The final approach that I'll show is using a clipping region to remove the triangle at the center of the shape from the enabled drawing region.

``````// Technique 5: remove the inner hole using a clipping region
CGContextSaveGState(context);
CGContextMoveToPoint(context, Ex, Ey);
CGContextClosePath(context);
CGContextEOClip(context);
CGContextMoveToPoint(context, Ax, Ay);
CGContextSetRGBFillColor(context, 0, 0, 0.5, 1);
CGContextFillPath(context);
CGContextRestoreGState(context);``````

You can see that this approach is actually quite complicated since a clipping region with a hole requires the same effort as a shape with a hole: I subtracted the triangle from the clipping region's bounding rectangle using an even-odd clipping rule.

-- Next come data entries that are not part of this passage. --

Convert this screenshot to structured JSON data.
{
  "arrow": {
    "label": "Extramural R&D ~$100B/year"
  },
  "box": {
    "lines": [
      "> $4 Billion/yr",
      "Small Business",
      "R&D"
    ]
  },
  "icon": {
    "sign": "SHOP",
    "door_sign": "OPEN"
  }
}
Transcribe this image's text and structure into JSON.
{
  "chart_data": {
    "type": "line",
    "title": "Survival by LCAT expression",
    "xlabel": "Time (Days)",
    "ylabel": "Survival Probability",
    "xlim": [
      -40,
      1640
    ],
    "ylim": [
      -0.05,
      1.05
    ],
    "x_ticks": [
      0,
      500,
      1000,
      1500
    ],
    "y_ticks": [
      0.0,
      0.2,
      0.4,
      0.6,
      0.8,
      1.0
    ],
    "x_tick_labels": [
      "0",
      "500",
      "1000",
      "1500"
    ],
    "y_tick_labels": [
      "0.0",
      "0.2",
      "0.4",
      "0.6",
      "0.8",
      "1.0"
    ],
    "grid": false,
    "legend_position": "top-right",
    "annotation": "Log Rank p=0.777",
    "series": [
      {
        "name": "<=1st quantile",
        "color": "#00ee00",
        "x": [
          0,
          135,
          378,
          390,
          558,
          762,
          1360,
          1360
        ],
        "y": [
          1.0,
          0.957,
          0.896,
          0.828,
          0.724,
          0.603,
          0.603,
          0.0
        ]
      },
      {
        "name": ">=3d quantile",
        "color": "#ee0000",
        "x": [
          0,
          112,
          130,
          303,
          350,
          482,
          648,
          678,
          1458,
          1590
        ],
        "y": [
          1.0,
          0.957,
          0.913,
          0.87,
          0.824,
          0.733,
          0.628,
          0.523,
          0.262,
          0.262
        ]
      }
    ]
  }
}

Advantages: a clipping region can subtract or cut very complicated shapes — even clusters of shapes — very simply.

Disadvantages: for cutting a single shape like this, the extra effort required to save the old graphics state and restore it after we're done, plus the fact that the clipping region is just as complicated as the shape itself, makes this approach more effort than the previous two.

## Conclusion

You can download the code for drawing these shapes here: GraphicalSubtraction.zip (25kB)

A very simple shape but you can draw it in some very different ways. As you can see, the "wrong" ways of solving the problem don't actually save any code — the proper solutions are roughly the same length.

The best ways to solve this problem are to use the even-odd or winding count approaches. While the shape might look like the center is clipped out, the clipping region turns out to be more work and non-rectangular clipping regions are actually more computationally difficult as well.